Central and eastern European steelmakers are cutting output because of reduced raw material supply from Ukraine and Russia, and soaring energy costs.
One mill in the Visegrad group of countries that buys high-volatile coking coal from the Kuzbass basin in Siberia said it is receiving no material and has had to lower utilisation to 60pc from 70pc — it had intended to ramp up to 85pc this month. It is struggling to replace the material, particularly given the sharp price rises of recent days. The mill has secured high-volatile A coal from the US in two separate transactions in the last two weeks.
Spot levels for coking coal have surged in the last two weeks on an acute shortage of Russian high-volatile coal and pulverised coal injection (PCI) in Europe. Prices for high-volatile A coals traded on a spot basis had risen from $400/t fob US east coast on 27 February to $450/t fob in the following fixed-price transaction on 4 March, with further rises anticipated. Demand has also driven PCI prices to record highs and premiums to Australian low-volatile coal. BHP sold a 40,000t cargo of South Walker PCI to a European mill at $645/t fob Australia on 4 March, well above the $582.50/t fob assessed by Argus for premium low-volatile Australia coal on the next trading day.

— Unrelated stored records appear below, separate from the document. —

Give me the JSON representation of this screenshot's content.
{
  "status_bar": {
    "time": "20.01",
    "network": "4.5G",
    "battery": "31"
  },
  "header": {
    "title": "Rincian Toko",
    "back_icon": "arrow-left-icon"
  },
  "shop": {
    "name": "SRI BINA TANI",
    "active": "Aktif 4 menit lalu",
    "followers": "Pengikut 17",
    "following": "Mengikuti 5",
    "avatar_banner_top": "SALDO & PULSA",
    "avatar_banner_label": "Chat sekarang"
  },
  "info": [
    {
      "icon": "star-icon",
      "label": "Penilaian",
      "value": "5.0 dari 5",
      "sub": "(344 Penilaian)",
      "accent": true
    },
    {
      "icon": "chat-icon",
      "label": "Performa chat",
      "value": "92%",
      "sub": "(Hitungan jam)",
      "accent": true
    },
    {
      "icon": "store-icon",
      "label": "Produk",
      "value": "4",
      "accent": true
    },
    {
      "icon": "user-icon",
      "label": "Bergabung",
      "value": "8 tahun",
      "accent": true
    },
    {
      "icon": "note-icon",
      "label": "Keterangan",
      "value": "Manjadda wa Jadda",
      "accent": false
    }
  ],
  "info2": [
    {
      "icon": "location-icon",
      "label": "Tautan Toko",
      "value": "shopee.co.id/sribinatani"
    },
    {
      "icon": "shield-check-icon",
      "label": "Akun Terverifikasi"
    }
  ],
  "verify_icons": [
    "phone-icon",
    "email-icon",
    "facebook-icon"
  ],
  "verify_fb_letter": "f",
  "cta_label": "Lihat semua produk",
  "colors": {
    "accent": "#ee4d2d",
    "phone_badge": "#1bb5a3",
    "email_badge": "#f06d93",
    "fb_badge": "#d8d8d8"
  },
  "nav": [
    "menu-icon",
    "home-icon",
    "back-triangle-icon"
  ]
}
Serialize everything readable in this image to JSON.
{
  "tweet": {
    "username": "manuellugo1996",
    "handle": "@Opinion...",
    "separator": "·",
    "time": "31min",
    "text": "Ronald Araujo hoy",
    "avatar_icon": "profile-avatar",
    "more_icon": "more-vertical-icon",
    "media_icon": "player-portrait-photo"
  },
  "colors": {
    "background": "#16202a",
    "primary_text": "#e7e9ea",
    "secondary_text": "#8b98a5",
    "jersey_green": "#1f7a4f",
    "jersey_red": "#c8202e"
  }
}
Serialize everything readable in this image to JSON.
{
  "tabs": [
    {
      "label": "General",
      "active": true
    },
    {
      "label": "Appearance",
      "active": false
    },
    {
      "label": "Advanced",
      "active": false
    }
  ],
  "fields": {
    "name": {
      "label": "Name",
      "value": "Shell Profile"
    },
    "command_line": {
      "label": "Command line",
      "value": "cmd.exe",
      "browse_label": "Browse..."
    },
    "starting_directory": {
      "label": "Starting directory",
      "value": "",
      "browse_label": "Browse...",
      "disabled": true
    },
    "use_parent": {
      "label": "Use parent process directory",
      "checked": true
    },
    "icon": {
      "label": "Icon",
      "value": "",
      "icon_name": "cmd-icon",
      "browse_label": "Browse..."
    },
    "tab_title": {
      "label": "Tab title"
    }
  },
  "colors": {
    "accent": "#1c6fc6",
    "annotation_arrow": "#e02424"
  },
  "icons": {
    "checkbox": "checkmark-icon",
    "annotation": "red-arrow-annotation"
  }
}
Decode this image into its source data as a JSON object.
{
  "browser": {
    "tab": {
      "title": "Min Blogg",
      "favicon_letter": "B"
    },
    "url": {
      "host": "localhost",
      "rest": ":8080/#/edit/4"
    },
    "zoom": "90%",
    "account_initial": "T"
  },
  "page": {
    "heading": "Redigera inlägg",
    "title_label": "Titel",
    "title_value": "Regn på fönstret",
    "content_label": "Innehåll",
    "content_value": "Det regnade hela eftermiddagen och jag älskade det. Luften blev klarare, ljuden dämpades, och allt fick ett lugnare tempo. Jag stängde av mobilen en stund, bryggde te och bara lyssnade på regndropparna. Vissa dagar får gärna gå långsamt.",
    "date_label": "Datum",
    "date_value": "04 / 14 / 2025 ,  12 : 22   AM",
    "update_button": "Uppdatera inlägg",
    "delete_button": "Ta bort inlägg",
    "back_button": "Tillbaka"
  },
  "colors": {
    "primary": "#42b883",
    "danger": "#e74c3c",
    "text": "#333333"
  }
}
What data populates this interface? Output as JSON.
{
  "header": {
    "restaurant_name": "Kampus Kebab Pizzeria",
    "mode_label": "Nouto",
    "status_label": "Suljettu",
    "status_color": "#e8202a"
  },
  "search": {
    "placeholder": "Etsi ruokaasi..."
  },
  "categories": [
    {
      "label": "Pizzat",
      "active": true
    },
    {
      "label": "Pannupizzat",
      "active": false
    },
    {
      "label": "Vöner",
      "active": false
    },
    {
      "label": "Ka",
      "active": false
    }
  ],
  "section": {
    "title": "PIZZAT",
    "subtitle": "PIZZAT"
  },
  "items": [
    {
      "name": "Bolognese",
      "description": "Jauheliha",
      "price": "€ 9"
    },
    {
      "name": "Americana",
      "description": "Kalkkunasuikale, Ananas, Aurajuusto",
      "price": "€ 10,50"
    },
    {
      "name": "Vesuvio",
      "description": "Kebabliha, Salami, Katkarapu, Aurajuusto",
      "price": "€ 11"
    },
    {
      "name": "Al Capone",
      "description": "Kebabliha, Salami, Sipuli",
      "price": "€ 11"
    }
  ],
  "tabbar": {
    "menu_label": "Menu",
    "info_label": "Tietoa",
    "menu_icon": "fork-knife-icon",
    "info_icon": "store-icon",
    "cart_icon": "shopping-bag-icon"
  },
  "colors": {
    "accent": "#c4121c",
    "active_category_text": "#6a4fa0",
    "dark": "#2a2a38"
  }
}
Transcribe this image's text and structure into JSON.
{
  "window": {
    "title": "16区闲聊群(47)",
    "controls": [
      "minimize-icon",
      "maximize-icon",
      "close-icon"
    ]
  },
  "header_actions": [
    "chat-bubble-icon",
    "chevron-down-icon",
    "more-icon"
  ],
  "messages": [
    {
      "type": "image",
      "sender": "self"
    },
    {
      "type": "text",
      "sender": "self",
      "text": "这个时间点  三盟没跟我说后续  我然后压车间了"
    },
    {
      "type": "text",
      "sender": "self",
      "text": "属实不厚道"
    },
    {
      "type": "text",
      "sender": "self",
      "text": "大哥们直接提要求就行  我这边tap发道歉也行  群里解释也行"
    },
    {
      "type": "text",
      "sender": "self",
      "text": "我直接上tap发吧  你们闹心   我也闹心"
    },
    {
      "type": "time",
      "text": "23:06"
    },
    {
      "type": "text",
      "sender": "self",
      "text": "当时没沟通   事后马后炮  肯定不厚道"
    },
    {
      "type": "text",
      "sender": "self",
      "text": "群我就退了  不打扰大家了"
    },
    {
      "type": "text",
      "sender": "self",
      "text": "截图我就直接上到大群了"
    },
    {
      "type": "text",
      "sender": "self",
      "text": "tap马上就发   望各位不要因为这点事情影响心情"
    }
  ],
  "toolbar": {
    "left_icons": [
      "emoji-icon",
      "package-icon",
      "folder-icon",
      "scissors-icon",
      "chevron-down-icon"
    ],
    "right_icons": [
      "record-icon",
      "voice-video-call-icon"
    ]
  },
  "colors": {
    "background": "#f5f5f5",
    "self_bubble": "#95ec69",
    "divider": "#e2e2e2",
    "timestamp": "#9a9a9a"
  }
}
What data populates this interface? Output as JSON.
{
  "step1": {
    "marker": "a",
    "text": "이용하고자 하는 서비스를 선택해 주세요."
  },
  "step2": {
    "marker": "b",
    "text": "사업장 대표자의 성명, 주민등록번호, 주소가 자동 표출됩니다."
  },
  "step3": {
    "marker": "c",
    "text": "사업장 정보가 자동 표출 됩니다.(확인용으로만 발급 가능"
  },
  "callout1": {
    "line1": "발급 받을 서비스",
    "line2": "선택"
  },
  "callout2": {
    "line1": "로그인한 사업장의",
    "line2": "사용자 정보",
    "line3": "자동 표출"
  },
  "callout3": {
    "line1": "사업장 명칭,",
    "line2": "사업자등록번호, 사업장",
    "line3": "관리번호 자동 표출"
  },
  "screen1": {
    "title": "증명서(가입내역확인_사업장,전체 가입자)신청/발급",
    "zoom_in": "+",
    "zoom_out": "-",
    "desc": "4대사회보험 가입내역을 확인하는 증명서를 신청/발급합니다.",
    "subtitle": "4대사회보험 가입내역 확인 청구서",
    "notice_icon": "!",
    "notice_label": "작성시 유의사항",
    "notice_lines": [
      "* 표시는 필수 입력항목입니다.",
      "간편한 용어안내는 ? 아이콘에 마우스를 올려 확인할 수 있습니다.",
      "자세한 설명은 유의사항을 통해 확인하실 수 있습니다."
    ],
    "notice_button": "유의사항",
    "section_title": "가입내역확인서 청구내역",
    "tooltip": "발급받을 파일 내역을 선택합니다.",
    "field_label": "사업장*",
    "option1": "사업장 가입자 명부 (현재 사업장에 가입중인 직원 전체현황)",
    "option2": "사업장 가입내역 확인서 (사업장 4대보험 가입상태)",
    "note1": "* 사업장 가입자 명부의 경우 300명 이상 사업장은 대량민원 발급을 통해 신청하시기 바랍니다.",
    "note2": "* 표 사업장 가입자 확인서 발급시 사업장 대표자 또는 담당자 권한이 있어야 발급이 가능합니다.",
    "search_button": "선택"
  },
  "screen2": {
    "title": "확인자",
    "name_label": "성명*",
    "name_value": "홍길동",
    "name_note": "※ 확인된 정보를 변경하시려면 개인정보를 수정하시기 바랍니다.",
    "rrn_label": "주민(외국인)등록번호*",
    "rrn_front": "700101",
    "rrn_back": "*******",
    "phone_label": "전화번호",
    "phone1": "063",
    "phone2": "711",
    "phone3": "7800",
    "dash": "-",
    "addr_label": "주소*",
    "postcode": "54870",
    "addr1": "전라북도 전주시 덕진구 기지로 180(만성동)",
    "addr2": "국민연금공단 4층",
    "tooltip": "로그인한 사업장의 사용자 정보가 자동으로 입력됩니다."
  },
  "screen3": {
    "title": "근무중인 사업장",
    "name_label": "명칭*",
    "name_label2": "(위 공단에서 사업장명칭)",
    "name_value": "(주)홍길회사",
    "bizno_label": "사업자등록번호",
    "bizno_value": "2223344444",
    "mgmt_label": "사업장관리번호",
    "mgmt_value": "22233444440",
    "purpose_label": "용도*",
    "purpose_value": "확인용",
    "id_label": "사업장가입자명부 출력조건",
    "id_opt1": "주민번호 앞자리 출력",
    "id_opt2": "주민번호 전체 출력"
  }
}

While US coking coal production rose in 2021 on demand from Chinese, which was restricting imports of Australian coal, prompt availability has also fallen as a result rail delivery problems for CSX and Norfolk Southern on the east coast. More than one offer for US coal was withdrawn in the last two weeks because of the lack of rail capacity for deliveries to port, and producers say lengthy vessel loading times have been the norm.
Mills in central and eastern Europe could be important swing slab suppliers for rerollers in Europe, especially those contending with slack automotive demand for finished products — the rise in energy costs is more pronounced for products further downstream, so some firms might choose to sell more merchant slab.
Mills in southern Europe, primarily on the longs side but also with some flat output, have already amended working hours in response to soaring energy costs. They are still producing, but at off-peak times.
Alongside rising energy costs, the premium low-volatile fob Australia coking coal price alone has risen by over $190/t this month, equating to a production cost increase of over $114/t, assuming 600kg is used to make 1t of crude steel. And coal freight rates have risen by over 30pc this month, reaching $20.25/t for Capesize voyages from Haypoint to Rotterdam. Scrap prices into Turkey have jumped, which could see German monthly settlements rise by as much as €100/t, depending on grade.
In response to soaring costs for blast furnace-based production, most European flat steelmakers, including market leader ArcelorMittal, have exited the market and are likely to return with offers at around €1,300/t for hot-rolled coil. This would be a record high, surpassing peaks of just over €1,200/t in northwest Europe when demand snapped back from Covid-19 lockdowns.